An independent report released today has found the French-owned multinational Veolia failed to carry out basic asset management, including regular maintenance.
Wellington Water - which is jointly owned by the region's councils - commissioned the review in October 2021 after issuing 10 warnings, infringement, and abatement notices to the company Veolia over the previous 18 months.
It was a member of the public who alerted Wellington Water to a contaminated sludge spill in Porirua's Titahi Bay last August after Veolia failed to notify it.
The independent review found the breaches and non-compliances were "avoidable".
"These were due to one or more of: human error; lack of resources; poor judgement; inadequate procedures; insufficient management oversight; or absence of planning."
The problems were not due to a lack of money, the review stated.
"There were no issues raised in relation to insufficient funds, or that the tenders had been bid at a price that was proving difficult for Veolia to sustain."
The French-owned company, which has operated Moa Point and Western wastewater treatments plants since 2004, was awarded a 10-year contract to run all four plants in 2019.
Veolia's performance had "adversely affected the trust and confidence of Client Councils, iwi, stakeholders and community groups in Wellington Water".
There was now a lack of trust between key personnel from both sides, they wrote.
For Veolia's part, its staff "viewed their treatment by Wellington Water as that of a 'master-slave relationship' and felt that client power dynamics may have impacted adversely on Veolia's performance".
Veolia staff felt there have been too many reviews, taking them away from their operational delivery functions.
"Wellington Water has at times exhibited a blame approach rather than jointly problem-solving."

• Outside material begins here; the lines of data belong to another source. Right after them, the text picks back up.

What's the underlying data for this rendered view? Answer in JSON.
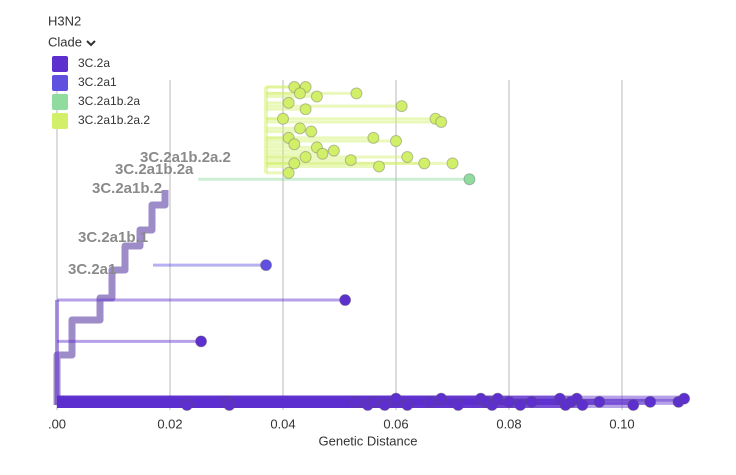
{
  "chart_data": {
    "type": "phylogeny",
    "title": "H3N2",
    "color_by": "Clade",
    "xlabel": "Genetic Distance",
    "xlim": [
      0,
      0.112
    ],
    "xticks": [
      {
        "value": 0,
        "label": ".00"
      },
      0.02,
      0.04,
      0.06,
      0.08,
      {
        "value": 0.1,
        "label": "0.10"
      }
    ],
    "ylim": [
      0,
      100
    ],
    "grid": true,
    "clade_labels": [
      "3C.2a1",
      "3C.2a1b.1",
      "3C.2a1b.2",
      "3C.2a1b.2a",
      "3C.2a1b.2a.2"
    ],
    "series": [
      {
        "name": "3C.2a",
        "color": "#5d2fcf",
        "stem": 0,
        "x": [
          0.023,
          0.03,
          0.0305,
          0.053,
          0.055,
          0.056,
          0.058,
          0.06,
          0.062,
          0.066,
          0.068,
          0.071,
          0.075,
          0.076,
          0.077,
          0.078,
          0.08,
          0.082,
          0.084,
          0.089,
          0.09,
          0.091,
          0.092,
          0.093,
          0.096,
          0.102,
          0.105,
          0.11,
          0.111,
          0.0255,
          0.051
        ],
        "y": [
          0,
          1,
          0,
          1,
          0,
          1,
          0,
          2,
          0,
          1,
          2,
          0,
          2,
          1,
          0,
          2,
          1,
          0,
          1,
          2,
          0,
          1,
          2,
          0,
          1,
          0,
          1,
          1,
          2,
          20,
          33
        ]
      },
      {
        "name": "3C.2a1",
        "color": "#6050e0",
        "stem": 0.017,
        "x": [
          0.037
        ],
        "y": [
          44
        ]
      },
      {
        "name": "3C.2a1b.2a",
        "color": "#8fdc9e",
        "stem": 0.025,
        "x": [
          0.073
        ],
        "y": [
          71
        ]
      },
      {
        "name": "3C.2a1b.2a.2",
        "color": "#d2ef6a",
        "stem": 0.037,
        "x": [
          0.042,
          0.044,
          0.043,
          0.046,
          0.053,
          0.061,
          0.041,
          0.044,
          0.04,
          0.067,
          0.068,
          0.056,
          0.06,
          0.043,
          0.045,
          0.041,
          0.042,
          0.046,
          0.049,
          0.062,
          0.07,
          0.052,
          0.057,
          0.044,
          0.042,
          0.041,
          0.065,
          0.047
        ],
        "y": [
          100,
          100,
          98,
          97,
          98,
          94,
          95,
          93,
          90,
          90,
          89,
          84,
          83,
          87,
          86,
          84,
          82,
          81,
          80,
          78,
          76,
          77,
          75,
          78,
          76,
          73,
          76,
          79
        ]
      }
    ]
  }
}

However, the reviewers concluded that terminating the contract and finding a replacement - either by going back to the market or bringing the contract in-house - would take too long, with no guarantee it would "run any better than the poor implementation of the current contract".
"Continuing with Veolia as the current operator on an improved performance basis, presented the lowest risk with the ability to achieve the aspirational goals."
Wellington Water chief executive Colin Crampton said it would continue its $17 million-a-year contract with Veolia, on the condition it overhauled its operations of the plants.
He accepted Wellington Water was partly to blame, in that it should have done a better job of managing the contractual relationship.
The report criticised the blurred lines of responsibility, poor communication, and unclear direction from Wellington Water.
"Crisis will happen and dysfunctional organisational cultures will be exposed. The leadership of both organisations must work together rather than score points or deflect blame. They are there to serve the greater purpose of protecting public health and the environment."
Crampton said Wellington Water accepted the findings.
"We will work to enhance our capability, systems and processes to allow better management of Veolia."
A steering group made up of representatives from mana whenua, councils, Wellington Water, and Veolia has been set up to oversee implementation of the five key recommendations in the report.
These include ensuring Veolia has a fit-for-purpose structure to manage its contract, better performance management, asset management, and improved communications.